TL;DR:
Phone and Internet are different different networks, each with their own structure, protocols and addressing. Phone still uses phone numbers while Internet uses IP-addresses.
A Possible Mixup?
Could it be that you're mixing up
- Internet vs.
- Access via phone connection (dial in) vs.
- Use of internet based phone services?
Those are related but independent issues.
The Internet is a network based on IP protocol since the start. All connection on that level are done using IP addresses.
It was and still is possible to access the Internet using the phone network via a dial in point. To do so a _phone connection is dialled (usually by a modem). When done Internet Protocol is run atop that connection, using IP-Addresses for all further communication.
An existing internet connection can in turn be used to establish a voice connection using appropriate IP-services. Most commonly Voice over IP.
Bottom Line: Phone and Internet are independent but sometimes related services that may use each other.
The Question(s)
Before IPv4 addresses there were phone numbers.
And they still are.
Why did they switch to IPv4 addresses to address devices in the internet?
They never did. Phone and internet are different networks.
I thought one reason is you need addresses in the local LAN. But I could even imagine to reserve a country code (e.g. +99) for local LAN addresses.
Why? Beside that 99 is already subdivided for some Asian countries(*1), this leaves barely more than IPv4 Addresses (*2).
Another reason may be that phone numbers don't have a fixed length.

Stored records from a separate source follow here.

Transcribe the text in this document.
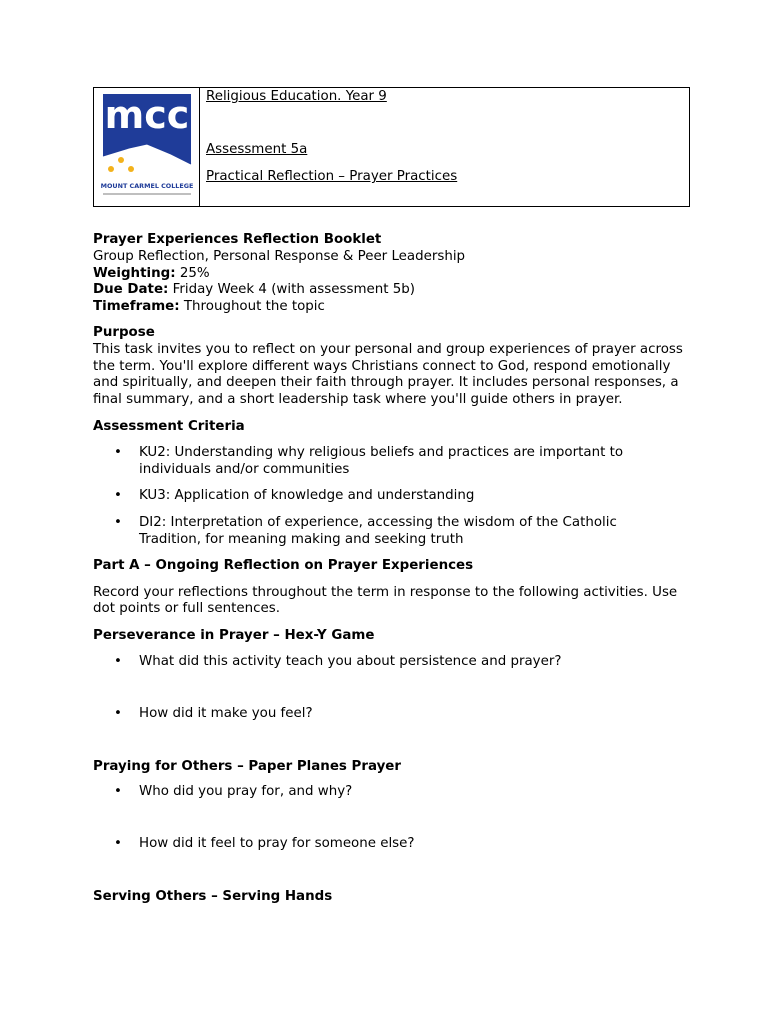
mcc
MOUNT CARMEL COLLEGE
Religious Education. Year 9
Assessment 5a
Practical Reflection – Prayer Practices

Prayer Experiences Reflection Booklet

Group Reflection, Personal Response & Peer Leadership

Weighting: 25%

Due Date: Friday Week 4 (with assessment 5b)

Timeframe: Throughout the topic

Purpose

This task invites you to reflect on your personal and group experiences of prayer across the term. You'll explore different ways Christians connect to God, respond emotionally and spiritually, and deepen their faith through prayer. It includes personal responses, a final summary, and a short leadership task where you'll guide others in prayer.

Assessment Criteria

• KU2: Understanding why religious beliefs and practices are important to individuals and/or communities
• KU3: Application of knowledge and understanding
• DI2: Interpretation of experience, accessing the wisdom of the Catholic Tradition, for meaning making and seeking truth

Part A – Ongoing Reflection on Prayer Experiences

Record your reflections throughout the term in response to the following activities. Use dot points or full sentences.

Perseverance in Prayer – Hex-Y Game

• What did this activity teach you about persistence and prayer?
• How did it make you feel?

Praying for Others – Paper Planes Prayer

• Who did you pray for, and why?
• How did it feel to pray for someone else?

Serving Others – Serving Hands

They do 15 usable dgits (*3)
So you have to store them in a string and not int.
They are (usually) stored as BCD - as there are, depending on PBX up to 16 values per digit. Considered an int that's exactly an int64 :))
Phone numbers worked well.
And they still do.
It was possible to establish a (phone/modem) connection between one person and another on the opposite site of the earth. The routing and everything else worked fine.
In that case it was a phone connection, not an internet connection. Even if that connection was used with a modem and having run IP on top.
I also know phone connections were analog only. But why do we need new addresses when switching to digital?
Digital phones systems are not the same as Internet. They are still phone connection and they use still their own signalling within their own network. Don't mix that up with Voice Over IP (VoIP). VoIP is an IP application, like HTTP or Telnet. It is not part of the phone network - but usually offers gateways to the public telephone network.
I tried to google it but found nothing.
Usually a good hint that there isn't anything to be found :))
*1 - But 999 is still available.
*2 - Originally (*4) Phone numbers can have up to 15 digits (E.164), so taking off 3 (999( for a country code leaves only 12
*3 - Phones and exchanges usually have a 16 digit buffer to hold as well one additional control code.
*4 - This was extended to 20 for 3GPP aka mobile phone networks.
https://BR-549♪2/
? You might want to read up on the North American Numbering Plan for a better appreciation of a segment of the global telephone number space. And Internet Protocol version 4. How do you tell DNS names from addresses when some "numbers" are "SueThemAndWinBig"? Routing tables full of arbitrary strings? An address space that was already being exhausted? Party lines and multicasting? Extensions? Network and international access codes?